Published: Monday 15 March 1999

River blindness, a disease that has affected thousands in west Africa, is gradually coming under control. Before 1974, onchocercal infection or river blindness was affecting 60 per cent of the population in some areas of west Africa. Today, the risk of onchocercal blindness has been eliminated in areas where the World Health Organisation (who) is running the Onchocerciasis Control Programme (ocp).

Under the programme, about 34 million people have been saved from river blindness. According to the who, about 400,000 cases of blindness have been prevented so far and at least 1.5 million people have been completely cured from infection. Besides, nearly 11 million children born after 1974, when the programme was launched, do not face the risk of getting affected by river blindness.

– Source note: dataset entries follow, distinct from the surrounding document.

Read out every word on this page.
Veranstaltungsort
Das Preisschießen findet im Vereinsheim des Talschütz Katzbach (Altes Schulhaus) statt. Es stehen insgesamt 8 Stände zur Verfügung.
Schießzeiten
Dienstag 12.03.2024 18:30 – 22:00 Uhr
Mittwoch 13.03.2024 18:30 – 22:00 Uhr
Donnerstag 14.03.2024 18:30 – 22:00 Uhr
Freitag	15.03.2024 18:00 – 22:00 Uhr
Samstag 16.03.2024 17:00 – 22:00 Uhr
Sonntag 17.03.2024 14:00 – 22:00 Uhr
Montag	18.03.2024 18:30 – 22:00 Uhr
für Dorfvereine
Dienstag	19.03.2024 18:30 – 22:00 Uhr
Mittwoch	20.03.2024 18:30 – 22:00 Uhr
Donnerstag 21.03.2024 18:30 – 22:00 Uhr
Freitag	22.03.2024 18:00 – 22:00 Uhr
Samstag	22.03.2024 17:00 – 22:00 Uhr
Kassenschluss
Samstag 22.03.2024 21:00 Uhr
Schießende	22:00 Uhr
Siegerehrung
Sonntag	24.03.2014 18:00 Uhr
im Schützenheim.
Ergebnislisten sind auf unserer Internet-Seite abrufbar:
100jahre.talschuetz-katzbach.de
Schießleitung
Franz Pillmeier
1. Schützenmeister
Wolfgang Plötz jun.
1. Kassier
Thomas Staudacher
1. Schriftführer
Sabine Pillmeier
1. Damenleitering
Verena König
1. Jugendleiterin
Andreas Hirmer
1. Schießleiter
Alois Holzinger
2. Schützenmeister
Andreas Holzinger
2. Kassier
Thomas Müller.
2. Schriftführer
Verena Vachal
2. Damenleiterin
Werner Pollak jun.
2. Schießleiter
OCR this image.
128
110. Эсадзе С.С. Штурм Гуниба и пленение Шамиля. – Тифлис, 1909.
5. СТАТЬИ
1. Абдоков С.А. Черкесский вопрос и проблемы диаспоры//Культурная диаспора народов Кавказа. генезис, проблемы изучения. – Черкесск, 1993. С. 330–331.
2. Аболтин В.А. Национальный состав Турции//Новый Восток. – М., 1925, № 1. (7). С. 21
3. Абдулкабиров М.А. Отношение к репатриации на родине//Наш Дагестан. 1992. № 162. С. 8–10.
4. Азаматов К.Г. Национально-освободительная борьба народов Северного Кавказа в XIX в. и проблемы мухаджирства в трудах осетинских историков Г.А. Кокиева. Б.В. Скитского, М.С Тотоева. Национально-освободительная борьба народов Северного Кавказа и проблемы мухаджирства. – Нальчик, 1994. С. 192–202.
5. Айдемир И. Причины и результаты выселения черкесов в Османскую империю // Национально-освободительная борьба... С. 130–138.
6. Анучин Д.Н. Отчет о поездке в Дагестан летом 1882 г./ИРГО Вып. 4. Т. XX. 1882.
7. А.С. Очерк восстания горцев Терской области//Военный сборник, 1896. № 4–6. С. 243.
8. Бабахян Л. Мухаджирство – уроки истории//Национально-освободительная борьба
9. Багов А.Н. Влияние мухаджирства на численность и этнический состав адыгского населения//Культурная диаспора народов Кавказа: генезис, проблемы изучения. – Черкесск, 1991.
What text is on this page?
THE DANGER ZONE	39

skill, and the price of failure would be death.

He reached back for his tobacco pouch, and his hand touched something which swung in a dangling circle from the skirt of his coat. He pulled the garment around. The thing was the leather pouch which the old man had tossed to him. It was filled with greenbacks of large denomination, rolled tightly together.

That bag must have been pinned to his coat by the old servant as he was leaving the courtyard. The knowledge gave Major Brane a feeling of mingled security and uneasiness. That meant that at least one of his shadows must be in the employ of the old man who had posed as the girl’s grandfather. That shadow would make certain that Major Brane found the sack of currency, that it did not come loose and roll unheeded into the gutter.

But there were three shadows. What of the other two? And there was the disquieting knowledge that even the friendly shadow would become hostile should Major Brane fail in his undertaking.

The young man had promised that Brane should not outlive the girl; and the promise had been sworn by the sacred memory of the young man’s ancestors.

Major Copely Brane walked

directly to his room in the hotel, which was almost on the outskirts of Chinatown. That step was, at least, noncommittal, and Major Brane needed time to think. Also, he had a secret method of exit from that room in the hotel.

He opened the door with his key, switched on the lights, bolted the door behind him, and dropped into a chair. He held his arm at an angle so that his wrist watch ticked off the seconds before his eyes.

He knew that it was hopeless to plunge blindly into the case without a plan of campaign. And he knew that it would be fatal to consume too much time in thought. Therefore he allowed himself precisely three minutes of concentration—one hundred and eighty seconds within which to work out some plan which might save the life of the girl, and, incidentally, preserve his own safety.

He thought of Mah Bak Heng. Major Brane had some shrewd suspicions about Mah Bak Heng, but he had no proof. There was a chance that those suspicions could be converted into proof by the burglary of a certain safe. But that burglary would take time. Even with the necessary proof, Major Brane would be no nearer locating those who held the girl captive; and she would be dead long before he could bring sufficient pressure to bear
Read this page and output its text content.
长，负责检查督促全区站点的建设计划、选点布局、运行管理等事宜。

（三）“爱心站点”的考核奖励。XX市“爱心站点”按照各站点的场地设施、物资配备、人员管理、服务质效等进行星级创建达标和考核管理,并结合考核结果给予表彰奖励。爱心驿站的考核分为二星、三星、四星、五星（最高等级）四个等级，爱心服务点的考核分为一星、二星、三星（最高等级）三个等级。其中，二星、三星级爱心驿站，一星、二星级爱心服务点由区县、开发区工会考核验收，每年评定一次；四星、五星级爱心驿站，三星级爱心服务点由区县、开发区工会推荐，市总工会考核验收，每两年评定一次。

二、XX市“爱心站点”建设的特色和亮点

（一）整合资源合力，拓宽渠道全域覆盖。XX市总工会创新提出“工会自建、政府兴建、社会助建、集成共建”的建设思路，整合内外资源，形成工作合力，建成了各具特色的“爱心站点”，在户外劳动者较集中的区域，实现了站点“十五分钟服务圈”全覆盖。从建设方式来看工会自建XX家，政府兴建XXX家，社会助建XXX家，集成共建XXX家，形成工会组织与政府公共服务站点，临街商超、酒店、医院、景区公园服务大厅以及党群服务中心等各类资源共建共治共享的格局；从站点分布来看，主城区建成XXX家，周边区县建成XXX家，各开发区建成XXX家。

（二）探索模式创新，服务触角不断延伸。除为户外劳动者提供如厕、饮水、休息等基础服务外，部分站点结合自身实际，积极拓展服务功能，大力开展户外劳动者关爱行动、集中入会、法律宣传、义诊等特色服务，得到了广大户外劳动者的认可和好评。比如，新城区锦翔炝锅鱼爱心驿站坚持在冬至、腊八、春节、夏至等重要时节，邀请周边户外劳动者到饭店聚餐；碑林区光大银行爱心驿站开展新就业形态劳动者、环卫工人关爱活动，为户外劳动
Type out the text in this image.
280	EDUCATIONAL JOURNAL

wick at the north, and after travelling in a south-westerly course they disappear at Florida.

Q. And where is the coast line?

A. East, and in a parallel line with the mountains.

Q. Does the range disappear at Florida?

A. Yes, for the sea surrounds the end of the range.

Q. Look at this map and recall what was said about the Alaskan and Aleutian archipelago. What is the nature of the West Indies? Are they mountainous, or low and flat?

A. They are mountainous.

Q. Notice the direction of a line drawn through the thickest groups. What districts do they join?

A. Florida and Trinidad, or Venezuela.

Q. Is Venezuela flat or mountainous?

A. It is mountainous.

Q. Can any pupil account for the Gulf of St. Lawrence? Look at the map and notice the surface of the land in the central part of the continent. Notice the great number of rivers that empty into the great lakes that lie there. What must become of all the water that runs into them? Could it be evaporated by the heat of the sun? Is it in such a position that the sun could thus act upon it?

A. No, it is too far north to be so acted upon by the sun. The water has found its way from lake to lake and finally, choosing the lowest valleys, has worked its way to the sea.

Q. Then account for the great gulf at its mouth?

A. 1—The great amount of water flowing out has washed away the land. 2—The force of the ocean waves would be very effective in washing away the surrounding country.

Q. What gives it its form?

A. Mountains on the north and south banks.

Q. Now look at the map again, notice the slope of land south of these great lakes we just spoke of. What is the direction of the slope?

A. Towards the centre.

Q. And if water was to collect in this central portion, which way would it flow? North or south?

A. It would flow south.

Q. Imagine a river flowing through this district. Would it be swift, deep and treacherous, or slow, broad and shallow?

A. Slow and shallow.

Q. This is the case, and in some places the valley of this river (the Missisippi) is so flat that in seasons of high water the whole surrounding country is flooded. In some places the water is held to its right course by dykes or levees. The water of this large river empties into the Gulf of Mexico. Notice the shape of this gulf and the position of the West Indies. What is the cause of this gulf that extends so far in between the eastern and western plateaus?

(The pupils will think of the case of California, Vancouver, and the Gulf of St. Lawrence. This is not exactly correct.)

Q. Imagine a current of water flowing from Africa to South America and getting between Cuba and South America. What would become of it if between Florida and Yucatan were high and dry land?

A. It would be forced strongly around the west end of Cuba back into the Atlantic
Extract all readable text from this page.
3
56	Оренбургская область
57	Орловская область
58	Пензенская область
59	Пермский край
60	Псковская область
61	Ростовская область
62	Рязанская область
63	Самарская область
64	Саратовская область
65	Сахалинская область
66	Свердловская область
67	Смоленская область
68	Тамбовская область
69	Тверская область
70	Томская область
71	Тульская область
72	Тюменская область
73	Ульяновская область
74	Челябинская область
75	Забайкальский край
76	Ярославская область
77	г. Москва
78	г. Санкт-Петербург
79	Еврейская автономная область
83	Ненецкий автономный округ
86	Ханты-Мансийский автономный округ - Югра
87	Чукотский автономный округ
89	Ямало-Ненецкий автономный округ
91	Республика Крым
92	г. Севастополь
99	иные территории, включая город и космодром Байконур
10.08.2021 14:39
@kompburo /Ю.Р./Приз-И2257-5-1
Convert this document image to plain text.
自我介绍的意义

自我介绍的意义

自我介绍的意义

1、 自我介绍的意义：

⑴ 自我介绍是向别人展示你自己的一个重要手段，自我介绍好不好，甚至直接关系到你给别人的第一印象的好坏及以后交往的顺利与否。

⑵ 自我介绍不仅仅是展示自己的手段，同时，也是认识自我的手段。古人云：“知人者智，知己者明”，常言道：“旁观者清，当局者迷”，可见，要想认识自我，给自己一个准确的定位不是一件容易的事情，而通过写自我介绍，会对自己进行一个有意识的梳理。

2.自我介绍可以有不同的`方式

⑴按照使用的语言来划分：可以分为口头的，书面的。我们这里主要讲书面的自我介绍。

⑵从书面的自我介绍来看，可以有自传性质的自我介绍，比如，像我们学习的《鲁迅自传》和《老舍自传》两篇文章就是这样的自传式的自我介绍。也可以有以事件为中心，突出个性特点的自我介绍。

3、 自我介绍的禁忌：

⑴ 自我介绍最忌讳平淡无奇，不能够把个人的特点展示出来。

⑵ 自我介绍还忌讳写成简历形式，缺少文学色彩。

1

The control programme has also helped in reclaiming 25 million hectares of fertile land for agricultural production. This land had been deserted out of fear of the disease. The yield from this land can feed 17 million people annually, says the WHO.

"These figures prove that ocp has been successful in Africa," says K Yankum Dadzie, director, ocp. In areas where the programme has been carried out for a long time -- almost 60 per cent of the total ocp area -- the risk of new cases has been virtually eliminated. In the emaining 40 per cent of the area, in which control operations started more than 10 years later, the who is also distributing ivermectin or Mectizan (r), an effective drug against the disease.